Etesam was a member of the Tehran Building Engineering Organization; the International Federation for Housing and Planning in The Hague, Netherlands; the International Association of Housing Sciences in Miami, Florida; the International community of Aktis-Ticks in Athens, Greece; International Association for the Study of Traditional Environments (IASTE) in Berkeley, California; and the Association of Architects and the American Association of Students.

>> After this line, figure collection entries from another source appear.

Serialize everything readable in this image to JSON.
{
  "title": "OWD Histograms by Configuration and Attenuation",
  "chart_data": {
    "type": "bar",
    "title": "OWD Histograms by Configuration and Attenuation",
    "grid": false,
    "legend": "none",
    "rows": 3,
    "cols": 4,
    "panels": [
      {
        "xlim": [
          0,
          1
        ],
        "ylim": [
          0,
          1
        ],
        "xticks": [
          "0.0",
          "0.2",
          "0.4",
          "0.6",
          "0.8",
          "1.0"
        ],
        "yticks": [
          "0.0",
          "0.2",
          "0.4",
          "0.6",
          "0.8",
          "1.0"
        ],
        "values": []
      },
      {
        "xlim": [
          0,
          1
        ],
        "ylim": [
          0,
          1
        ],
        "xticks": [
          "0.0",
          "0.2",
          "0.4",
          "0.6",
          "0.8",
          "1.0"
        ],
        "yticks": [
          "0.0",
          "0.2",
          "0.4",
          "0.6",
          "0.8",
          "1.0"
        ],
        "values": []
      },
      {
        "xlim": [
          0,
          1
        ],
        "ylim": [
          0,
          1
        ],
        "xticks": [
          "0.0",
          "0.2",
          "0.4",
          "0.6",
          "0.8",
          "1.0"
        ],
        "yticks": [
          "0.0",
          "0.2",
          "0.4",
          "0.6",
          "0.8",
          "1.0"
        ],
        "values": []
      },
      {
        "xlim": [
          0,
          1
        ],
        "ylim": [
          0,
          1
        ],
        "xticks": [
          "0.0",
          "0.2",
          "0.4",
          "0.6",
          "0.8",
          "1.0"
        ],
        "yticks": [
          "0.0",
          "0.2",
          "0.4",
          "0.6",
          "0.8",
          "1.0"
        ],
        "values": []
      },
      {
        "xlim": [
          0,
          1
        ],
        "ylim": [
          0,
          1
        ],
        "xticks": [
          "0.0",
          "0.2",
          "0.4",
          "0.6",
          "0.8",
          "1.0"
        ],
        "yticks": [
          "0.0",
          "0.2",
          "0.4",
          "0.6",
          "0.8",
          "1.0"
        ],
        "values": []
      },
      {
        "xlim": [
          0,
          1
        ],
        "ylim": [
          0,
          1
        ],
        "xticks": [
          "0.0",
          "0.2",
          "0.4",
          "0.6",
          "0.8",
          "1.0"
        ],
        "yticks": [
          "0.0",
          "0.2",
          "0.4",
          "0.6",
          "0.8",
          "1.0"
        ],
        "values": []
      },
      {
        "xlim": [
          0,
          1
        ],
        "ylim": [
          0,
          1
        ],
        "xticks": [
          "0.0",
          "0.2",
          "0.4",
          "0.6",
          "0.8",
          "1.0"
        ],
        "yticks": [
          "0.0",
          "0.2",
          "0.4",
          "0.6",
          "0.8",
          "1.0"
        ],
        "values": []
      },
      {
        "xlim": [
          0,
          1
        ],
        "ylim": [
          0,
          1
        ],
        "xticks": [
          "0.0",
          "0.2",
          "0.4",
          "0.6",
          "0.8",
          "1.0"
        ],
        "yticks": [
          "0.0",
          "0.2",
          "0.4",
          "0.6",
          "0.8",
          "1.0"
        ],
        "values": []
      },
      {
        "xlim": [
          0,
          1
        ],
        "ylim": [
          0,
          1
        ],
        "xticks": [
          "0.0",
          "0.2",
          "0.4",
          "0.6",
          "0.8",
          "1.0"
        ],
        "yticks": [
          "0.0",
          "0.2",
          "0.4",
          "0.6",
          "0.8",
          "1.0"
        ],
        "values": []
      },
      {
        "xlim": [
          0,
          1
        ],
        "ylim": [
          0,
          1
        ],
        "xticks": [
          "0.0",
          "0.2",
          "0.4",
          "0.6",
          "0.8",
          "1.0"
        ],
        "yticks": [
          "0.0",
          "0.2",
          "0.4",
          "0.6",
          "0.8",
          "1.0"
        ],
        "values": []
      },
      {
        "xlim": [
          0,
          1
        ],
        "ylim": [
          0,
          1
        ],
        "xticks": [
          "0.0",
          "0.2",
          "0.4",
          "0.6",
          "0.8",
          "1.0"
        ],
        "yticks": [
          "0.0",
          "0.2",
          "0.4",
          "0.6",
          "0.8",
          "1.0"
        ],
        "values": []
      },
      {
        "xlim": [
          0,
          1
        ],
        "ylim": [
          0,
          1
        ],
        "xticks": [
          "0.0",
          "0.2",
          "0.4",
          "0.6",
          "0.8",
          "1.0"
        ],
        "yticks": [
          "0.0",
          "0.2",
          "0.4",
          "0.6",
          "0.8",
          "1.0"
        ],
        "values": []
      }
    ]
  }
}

=== Teaching experience ===
Etesam had teaching roles which have included associate professor at the National University of Tehran (now known as Shahid Beheshti University, 1960–1964); associate professor at the University of Tehran (1961–1967); the head of the technical office of the Faculty of Fine Arts, University of Tehran (1963–1968). He was a visiting professor at the University of Washington (1972, 1981–1985), in Seattle; a researcher at the Center for Urban Studies at the University of California, Berkeley (1978–1979), and a lecturer at the University of California, Berkeley (2000–2001).

==Architectural projects==
Project management and design:
- Shah Cheragh complex, Shiraz, Iran
- Campus of Sistan University and Baluchestan University, Iran
- Mahallat Tourism Complex, Sarein Ardebil, Lahijan, Iran
- Caspian Sea Coastal and Regional Planning, Iran
- Master Plan of Shiraz, Kazeroon, Zanjan, Sari, Gorgan in Iran
- Prototype of the Saint-Tropez complex, Saint-Tropez, France
- Hajjis construction complex in Madinah, Mumbai, Saudi Arabia
- Reconstruction of the permanent representation of Iran at the United Nations – New York
And more than a dozen residential and office complexes.

==Collected works==
- The translation of the book of the Eagle of the Two Heads, from the Past to the Future of the Human Settlement by Constantine Daxpadis, Mullin Jam Publication 1998
- The translation of the book of Islamic architecture, form, function and meaning of the work of Robert Hillenbrand, Procurement Publication and Urban Planning of Tehran Municipality 1998

Multiple articles in domestic and foreign specialised journals.